I did not predict three separate lines. However, the mappings are global. Therefore, these are passed to geom_point and geom_smooth.

  1. What does show.legend = FALSE do? What happens if you remove it? Why do you think I used it earlier in the chapter?
ggplot(data = mpg, mapping = aes(x = displ, y = hwy)) + 
  geom_point(mapping = aes(color = class), show.legend = FALSE) + 
  geom_smooth()
## `geom_smooth()` using method = 'loess'

show.legend = FALSE removes the legend from the plot for class. If you remove show.legend, the legend appears in the plot. This is because show.legend is NA by default for geom_point (see ?geom_point).

  1. What does the se argument to geom_smooth() do?

It displays the confidence interval around smooth (this is TRUE by default).

level allows you to specify the level of the confidence interval to use (e.g., 0.95).

  1. Will these two graphs look different? Why/why not?
ggplot(data = mpg, mapping = aes(x = displ, y = hwy)) + 
  geom_point() + 
  geom_smooth()
## `geom_smooth()` using method = 'loess'

ggplot() + 
  geom_point(data = mpg, mapping = aes(x = displ, y = hwy)) + 
  geom_smooth(data = mpg, mapping = aes(x = displ, y = hwy))
## `geom_smooth()` using method = 'loess'

No, both will look the same because they use the same mappings. In the first example, the mappings are specified at the global level. In the second example, the mappings are specified at the local level.

  1. Recreate the R code necessary to generate the following graphs.
ggplot(mpg, aes(x = displ, y = hwy)) +
  geom_point(size = 3) +
  geom_smooth(se = FALSE)
## `geom_smooth()` using method = 'loess'

ggplot(mpg, aes(x = displ, y = hwy)) +
  geom_point(size = 3) +
  geom_smooth(aes(group = drv), se = FALSE)
## `geom_smooth()` using method = 'loess'

ggplot(mpg, aes(x = displ, y = hwy, colour = drv)) +
  geom_point(size = 3) +
  geom_smooth(se = FALSE)
## `geom_smooth()` using method = 'loess'

ggplot(mpg, aes(x = displ, y = hwy)) +
  geom_point(aes(colour = drv), size = 3) +
  geom_smooth(se = FALSE)
## `geom_smooth()` using method = 'loess'

ggplot(mpg, aes(x = displ, y = hwy)) +
  geom_point(aes(colour = drv), size = 3) +
  geom_smooth(aes(linetype = drv), se = FALSE)
## `geom_smooth()` using method = 'loess'

ggplot(mpg, aes(x = displ, y = hwy, fill = drv)) +
  geom_point(shape = 21, colour = "white", size = 3, stroke = 3)

3.7.1 Exercises

  1. What is the default geom associated with stat_summary()? How could you rewrite the previous plot to use that geom function instead of the stat function?

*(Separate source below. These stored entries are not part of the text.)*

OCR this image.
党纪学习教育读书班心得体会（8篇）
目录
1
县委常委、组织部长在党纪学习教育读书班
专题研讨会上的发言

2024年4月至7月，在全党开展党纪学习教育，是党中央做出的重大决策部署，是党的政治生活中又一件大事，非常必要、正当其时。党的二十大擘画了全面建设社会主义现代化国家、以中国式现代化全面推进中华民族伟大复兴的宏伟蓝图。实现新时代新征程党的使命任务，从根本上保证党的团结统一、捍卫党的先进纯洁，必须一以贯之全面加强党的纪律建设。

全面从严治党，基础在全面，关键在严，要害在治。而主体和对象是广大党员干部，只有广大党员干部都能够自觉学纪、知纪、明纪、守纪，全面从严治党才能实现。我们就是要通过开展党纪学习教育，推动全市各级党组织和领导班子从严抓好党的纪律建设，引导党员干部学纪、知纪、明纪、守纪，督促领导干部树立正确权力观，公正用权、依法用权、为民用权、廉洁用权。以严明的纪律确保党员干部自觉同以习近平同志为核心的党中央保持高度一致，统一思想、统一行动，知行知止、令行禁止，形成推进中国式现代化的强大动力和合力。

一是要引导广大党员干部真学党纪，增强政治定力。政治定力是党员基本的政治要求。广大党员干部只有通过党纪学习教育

The default geom associated with stat_summary() is geom_pointrange. geom_pointrange does not automatically compute the ymin or ymax values, so these need to be specified using fun.ymin and fun.ymax from stat_summary:

ggplot(data = diamonds) +
  geom_pointrange(mapping = aes(x = cut, y = depth),
                  stat = "summary",
                  fun.ymin = min,
                  fun.ymax = max,
                  fun.y = median)

  1. What does geom_col() do? How is it different to geom_bar()?

geom_col() is used when the heights of the bars represent values in the data. It uses stat_identity by default. In contrast, geom_bar() uses stat_count which bins the data prior to plotting.

  1. Most geoms and stats come in pairs that are almost always used in concert. Read through the documentation and make a list of all the pairs. What do they have in common?

Some examples:

stat_identity appears the most common. However, geoms involving one variable only or a discrete variable tend to have a different stat default (e.g., geom_histogram).

  1. What variables does stat_smooth() compute? What parameters control its behaviour?

y, ymin, ymax, and se. Basically, predicted values and the confidence interval. method determines which function to use (e.g., lm) to calculate these variables.

  1. In our proportion bar chart, we need to set group = 1. Why? In other words what is the problem with these two graphs?
ggplot(data = diamonds) + 
  geom_bar(mapping = aes(x = cut, y = ..prop..))

ggplot(data = diamonds) + 
  geom_bar(mapping = aes(x = cut, fill = color, y = ..prop..))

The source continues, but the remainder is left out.